Os rendimentos situaram-se em 98,4 milhões de euros, mais 8% face ao ano passado, devido ao aumento das taxas de utilização da frequência e das taxas de regulação, enquanto os gastos totais, descontando o reforço da provisão para processos judiciais em curso, foram de 14,3 milhões de euros, uma redução de 3%.

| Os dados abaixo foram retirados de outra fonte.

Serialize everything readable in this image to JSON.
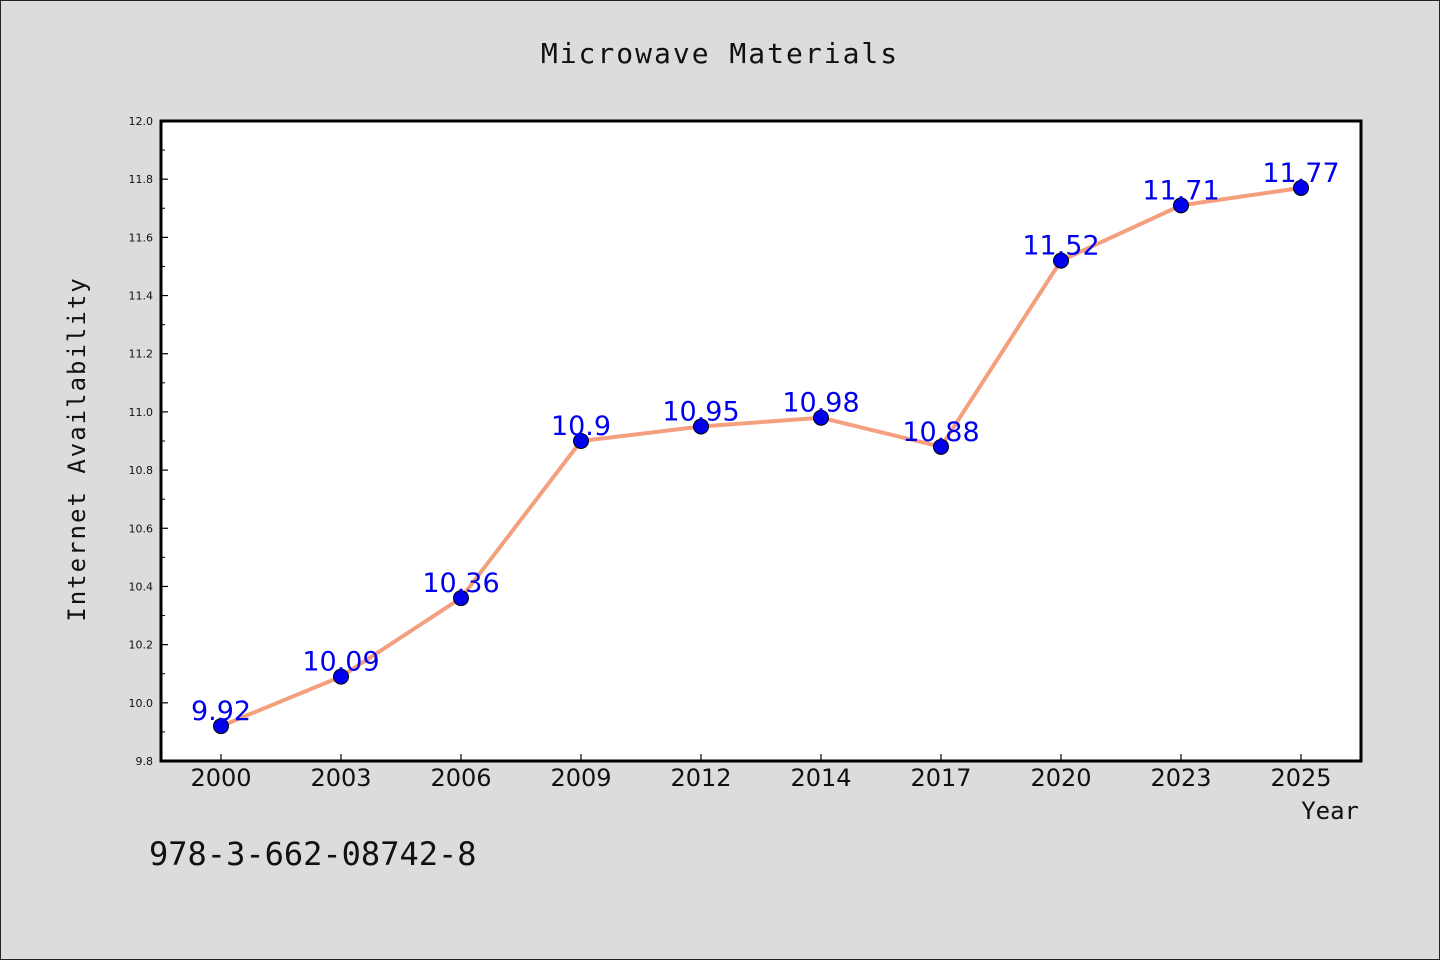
{
  "chart_data": {
    "type": "line",
    "title": "Microwave Materials",
    "xlabel": "Year",
    "ylabel": "Internet Availability",
    "categories": [
      "2000",
      "2003",
      "2006",
      "2009",
      "2012",
      "2014",
      "2017",
      "2020",
      "2023",
      "2025"
    ],
    "series": [
      {
        "values": [
          9.92,
          10.09,
          10.36,
          10.9,
          10.95,
          10.98,
          10.88,
          11.52,
          11.71,
          11.77
        ],
        "data_labels": [
          "9.92",
          "10.09",
          "10.36",
          "10.9",
          "10.95",
          "10.98",
          "10.88",
          "11.52",
          "11.71",
          "11.77"
        ]
      }
    ],
    "ylim": [
      9.8,
      12.0
    ],
    "yticks": [
      "9.8",
      "10.0",
      "10.2",
      "10.4",
      "10.6",
      "10.8",
      "11.0",
      "11.2",
      "11.4",
      "11.6",
      "11.8",
      "12.0"
    ],
    "grid": false,
    "legend": "none",
    "colors": {
      "line": "#f4a07f",
      "marker": "#0000ee",
      "data_label": "#0000ee",
      "background": "#dcdcdc",
      "plot_background": "#ffffff"
    }
  },
  "footer": {
    "isbn": "978-3-662-08742-8"
  }
}
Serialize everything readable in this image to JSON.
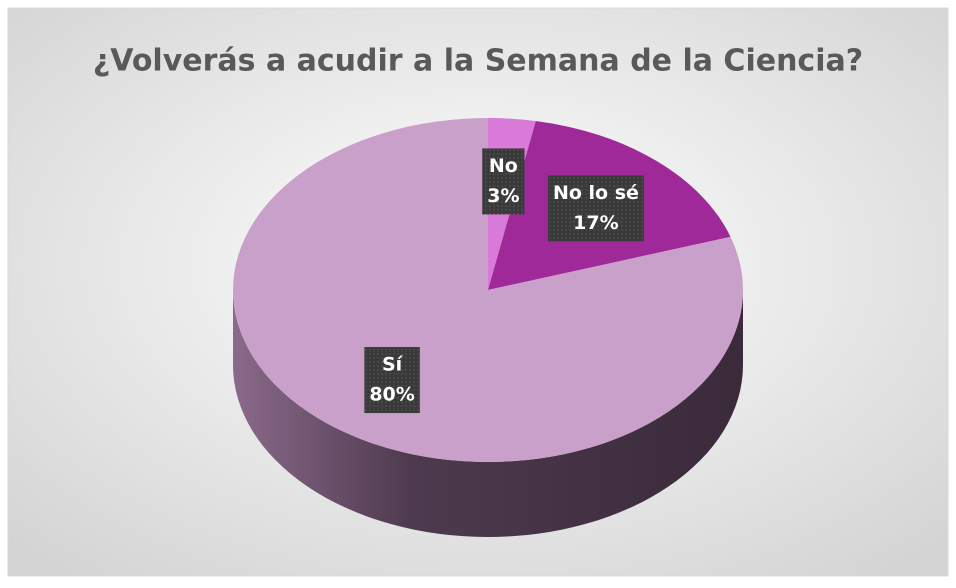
{
  "chart_data": {
    "type": "pie",
    "title": "¿Volverás a acudir a la Semana de la Ciencia?",
    "categories": [
      "No",
      "No lo sé",
      "Sí"
    ],
    "values": [
      3,
      17,
      80
    ],
    "value_labels": [
      "3%",
      "17%",
      "80%"
    ],
    "colors": [
      "#d97ad9",
      "#a0299a",
      "#c9a0c9"
    ]
  }
}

No mesmo comunicado, a Anacom aproveita ainda para relembrar que propôs ao Governo “uma redução de 50% do valor das taxas de espetro para incentivar a utilização de feixes hertzianos em detrimento de cabos em traçado aéreo em zonas do país mais suscetíveis a catástrofes naturais”. Esta redução do valor das taxas representa uma poupança de 3,5 milhões de euros para os operadores, segundo os dados do regulador.

No que toca ao investimento, no período em análise situou-se em 2,5 milhões de euros, um aumento de 3%, com os investimentos em sistemas e tecnologias de informação a absorverem a maior fatia, cerca de 70% do total.